With competitive high yields and exposure to an expanding energy industry, master limited partnership exchange traded funds are an attractive option for investors seeking to diversify their investment portfolios.

On the recent webcast, Discover MLPs: Investing in America’s Energy Renaissance, Manish Jain, fixed-income portfolio manager at Zacks Investment Management, explains that MLPs provide investors with exposure to midstream, or energy infrastructure, companies.

John Vaughan, senior V.P. and portfolio strategist at Direxion Investments, also points out that technological advances and the abundant resources in the U.S., namely advances in shale oil extraction, will help support the MLP industry. Moreover, limited infrastructure could lead to growth opportunities in the space ahead.

Due to the company structure, “MLP distribution yields are attractive,” Jain added.
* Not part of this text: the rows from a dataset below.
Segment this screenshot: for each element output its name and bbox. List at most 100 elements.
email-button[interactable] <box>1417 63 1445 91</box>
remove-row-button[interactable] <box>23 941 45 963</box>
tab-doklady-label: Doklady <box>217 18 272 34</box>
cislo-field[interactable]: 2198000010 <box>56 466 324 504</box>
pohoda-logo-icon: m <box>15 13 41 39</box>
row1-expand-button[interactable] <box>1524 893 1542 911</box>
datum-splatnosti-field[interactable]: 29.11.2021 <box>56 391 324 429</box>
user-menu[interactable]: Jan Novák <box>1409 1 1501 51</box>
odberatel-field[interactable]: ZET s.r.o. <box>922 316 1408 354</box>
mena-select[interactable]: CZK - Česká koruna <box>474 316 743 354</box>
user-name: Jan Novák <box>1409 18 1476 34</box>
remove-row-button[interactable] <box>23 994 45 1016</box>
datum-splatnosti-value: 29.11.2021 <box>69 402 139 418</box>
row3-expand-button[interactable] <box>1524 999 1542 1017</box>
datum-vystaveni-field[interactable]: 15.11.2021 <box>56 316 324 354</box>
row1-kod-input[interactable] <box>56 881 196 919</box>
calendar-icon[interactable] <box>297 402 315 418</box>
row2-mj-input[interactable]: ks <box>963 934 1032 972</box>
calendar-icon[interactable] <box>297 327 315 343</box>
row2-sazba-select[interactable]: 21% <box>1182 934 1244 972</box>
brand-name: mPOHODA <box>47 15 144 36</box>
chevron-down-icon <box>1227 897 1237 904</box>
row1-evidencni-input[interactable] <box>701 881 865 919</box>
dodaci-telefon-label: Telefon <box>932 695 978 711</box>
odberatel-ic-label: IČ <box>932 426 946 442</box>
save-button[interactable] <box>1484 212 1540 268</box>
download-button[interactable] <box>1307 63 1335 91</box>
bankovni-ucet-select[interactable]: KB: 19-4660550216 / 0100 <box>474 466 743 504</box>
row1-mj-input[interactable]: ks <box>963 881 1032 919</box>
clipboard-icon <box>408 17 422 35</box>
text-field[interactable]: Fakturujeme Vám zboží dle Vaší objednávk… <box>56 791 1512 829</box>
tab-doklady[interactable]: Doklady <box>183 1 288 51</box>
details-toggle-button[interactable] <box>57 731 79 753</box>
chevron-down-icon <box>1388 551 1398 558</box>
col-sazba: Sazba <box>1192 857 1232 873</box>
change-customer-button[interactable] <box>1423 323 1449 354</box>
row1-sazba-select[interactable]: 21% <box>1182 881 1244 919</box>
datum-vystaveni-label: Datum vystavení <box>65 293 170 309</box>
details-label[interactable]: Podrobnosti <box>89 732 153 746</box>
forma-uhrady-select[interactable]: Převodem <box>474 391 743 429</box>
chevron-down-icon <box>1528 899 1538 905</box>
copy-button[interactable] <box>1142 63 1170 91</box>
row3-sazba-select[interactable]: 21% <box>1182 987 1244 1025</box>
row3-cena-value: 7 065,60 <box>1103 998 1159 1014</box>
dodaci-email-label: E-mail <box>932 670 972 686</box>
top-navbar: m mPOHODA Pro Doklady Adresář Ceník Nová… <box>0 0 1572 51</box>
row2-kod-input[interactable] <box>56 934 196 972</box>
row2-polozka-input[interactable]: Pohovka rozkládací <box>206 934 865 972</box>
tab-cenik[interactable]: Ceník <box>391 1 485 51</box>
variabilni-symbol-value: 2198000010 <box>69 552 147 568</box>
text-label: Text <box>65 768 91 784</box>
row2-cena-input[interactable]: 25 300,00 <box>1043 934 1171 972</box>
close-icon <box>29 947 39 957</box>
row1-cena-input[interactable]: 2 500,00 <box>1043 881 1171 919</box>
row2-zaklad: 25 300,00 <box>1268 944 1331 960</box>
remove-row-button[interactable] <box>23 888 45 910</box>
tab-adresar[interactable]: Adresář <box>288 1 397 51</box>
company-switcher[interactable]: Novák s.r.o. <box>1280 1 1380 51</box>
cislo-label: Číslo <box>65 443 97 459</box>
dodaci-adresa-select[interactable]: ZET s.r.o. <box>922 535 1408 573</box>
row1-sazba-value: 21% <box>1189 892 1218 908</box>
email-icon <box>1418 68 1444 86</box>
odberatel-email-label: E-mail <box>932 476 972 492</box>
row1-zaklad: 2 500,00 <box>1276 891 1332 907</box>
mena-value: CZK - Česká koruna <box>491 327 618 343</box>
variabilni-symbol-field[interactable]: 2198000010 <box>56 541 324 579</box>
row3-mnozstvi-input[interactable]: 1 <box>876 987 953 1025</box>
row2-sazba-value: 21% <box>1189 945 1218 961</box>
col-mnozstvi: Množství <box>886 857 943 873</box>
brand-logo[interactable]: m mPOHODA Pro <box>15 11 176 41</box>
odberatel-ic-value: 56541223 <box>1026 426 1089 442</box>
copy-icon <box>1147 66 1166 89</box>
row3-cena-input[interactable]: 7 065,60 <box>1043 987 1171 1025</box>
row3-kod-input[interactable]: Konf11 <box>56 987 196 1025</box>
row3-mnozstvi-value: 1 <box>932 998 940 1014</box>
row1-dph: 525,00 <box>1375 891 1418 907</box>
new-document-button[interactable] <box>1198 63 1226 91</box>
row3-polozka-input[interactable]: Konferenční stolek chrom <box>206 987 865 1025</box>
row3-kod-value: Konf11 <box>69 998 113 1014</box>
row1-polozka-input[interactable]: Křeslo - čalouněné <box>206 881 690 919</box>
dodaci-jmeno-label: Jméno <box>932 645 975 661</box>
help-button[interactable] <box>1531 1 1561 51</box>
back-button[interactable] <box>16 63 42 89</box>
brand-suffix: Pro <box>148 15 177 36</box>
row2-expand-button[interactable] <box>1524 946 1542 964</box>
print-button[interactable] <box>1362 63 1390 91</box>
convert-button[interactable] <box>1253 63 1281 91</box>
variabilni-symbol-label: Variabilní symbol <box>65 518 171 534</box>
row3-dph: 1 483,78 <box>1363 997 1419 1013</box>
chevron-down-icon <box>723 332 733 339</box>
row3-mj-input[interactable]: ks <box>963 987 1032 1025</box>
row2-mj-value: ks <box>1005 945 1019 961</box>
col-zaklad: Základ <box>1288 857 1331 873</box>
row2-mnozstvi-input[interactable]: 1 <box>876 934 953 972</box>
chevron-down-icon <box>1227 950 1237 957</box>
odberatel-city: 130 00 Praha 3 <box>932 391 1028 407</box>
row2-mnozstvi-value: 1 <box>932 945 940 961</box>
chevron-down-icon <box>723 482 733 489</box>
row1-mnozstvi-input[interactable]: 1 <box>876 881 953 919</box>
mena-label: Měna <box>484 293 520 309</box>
Specifically, Jain points out that MLPs distribution yields averaged 5.18% as of the end of August, compared to 5.96% in high-yield bonds, 3.55% for real estate investment trusts, 2.54% in 10-year Treasuries and 1.96% for the S&P 500.

In addition, the asset class helps investors diversify their portfolios. MLPs show a 0.53 correlation to the S&P 500, a 0.23 correlation to U.S. bonds and a -0.41 correlation to Treasuries. The negative correlation to Treasuries also indicate that MLPs may hold up in a rising rate environment.